“One, Two, Freddy’s coming for you…”
In 1984, Madonna’s Like A Virgin sat atop the charts, and a cultural phenom named Freddy Krueger was about to take MTV by storm. Before that wise-cracking version we came to know so well took to the airwaves, guest hosting video shows in sunglasses, and before all the mediocre sequels, the non-commercial Freddy was introduced to us in the horror classic A Nightmare on Elm Street. He played for keeps.
Those who didn’t ride the horror wave in the 80’s may be surprised to discover that the original Freddy was quite the hardened dream slasher. No Roger Moore-like punch lines here. Instead, the bastard son of a thousand maniacs eschewed jokes in Nightmare in favor of a good old fashioned blood soaking. Exhibit A: Tracey Snelling’s miniature version of that very house on 1428 Elm Street. America would come to associate it with razor blade fingers, a red and green sweater, the blurring of reality and dreams, and sleepwalking.

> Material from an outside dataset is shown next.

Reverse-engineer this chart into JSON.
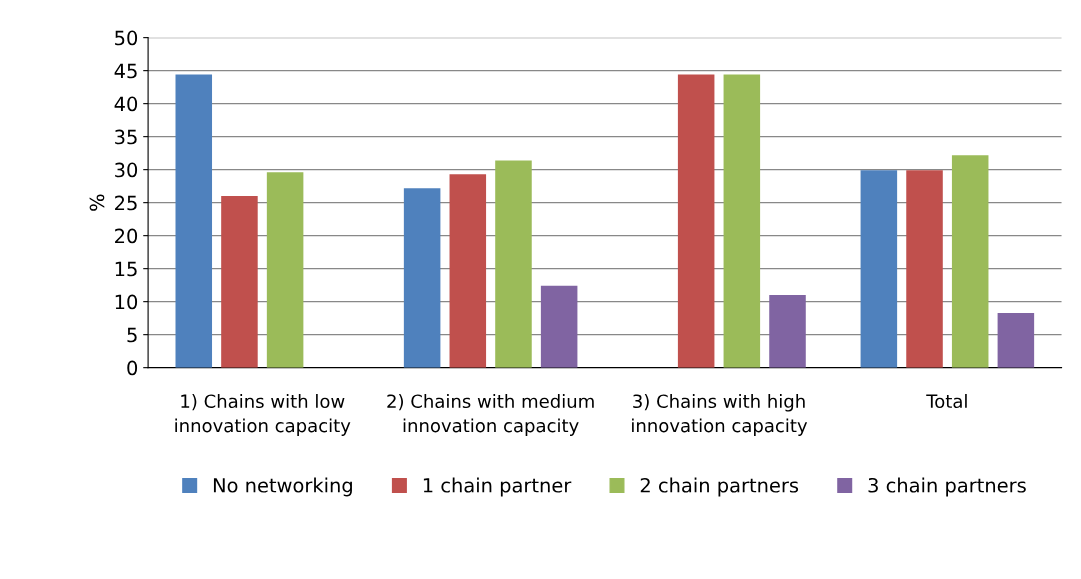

Wes Craven created a fantastical horror experience with Nightmare, forever changing the genre. It was still small-town America, and just like John Carpenter’s Halloween (1981) white picket fences lined the streets, and a gentle breeze stirred the trees. Except there was one key difference: this guy could get us in our sleep. Oh, snap. That’s a new one. Craven says in one of the featurettes that accompanies the box set that he was inspired by a true story he read in the LA Times about Cambodian refugees who refused to sleep. Some died from Asian Death Syndrome.
Audiences soaked it up, and a franchise was born.
WATCH: Houses of Horror #3 – A Nightmare on Elm Street (1984)
In my estimation only parts three and seven even remotely approach the highs of the original. Re-watch the latter, and you’ll find the seeds for another Wes Craven mega horror hit: Scream.
Movie trivia buffs probably already know that this film, which would go on to take in almost 15x its budget at the box office, was the launching pad for a young, unproven actor named Johnny Depp.
Yes, there are several gory deaths. But, this is an intelligent horror film that doesn’t merely line-up its victims for ritual slayings. Teens here are resilient, and fight back.
Figuring out how to “battle” Freddy, either by attempting to avoid him altogether (caffeine!) or banding together in dreams to turn the tables on him, becomes an interesting thread across the series.
Here’s a short video clip featuring 1428 Elm Street that I put together thanks to Tracey Snelling’s art installation “Last House on the Left” (which is now showing at the San Jose Institute for Contemporary Art). If you watch the 1984 film, there’s a neat little trick the filmmakers employed to create that wild blood ride that ends up in a girl’s very bloody, very shocking death. The room on the set was rigged to completely rotate. That’s how the actors were able to literally bounce off the walls.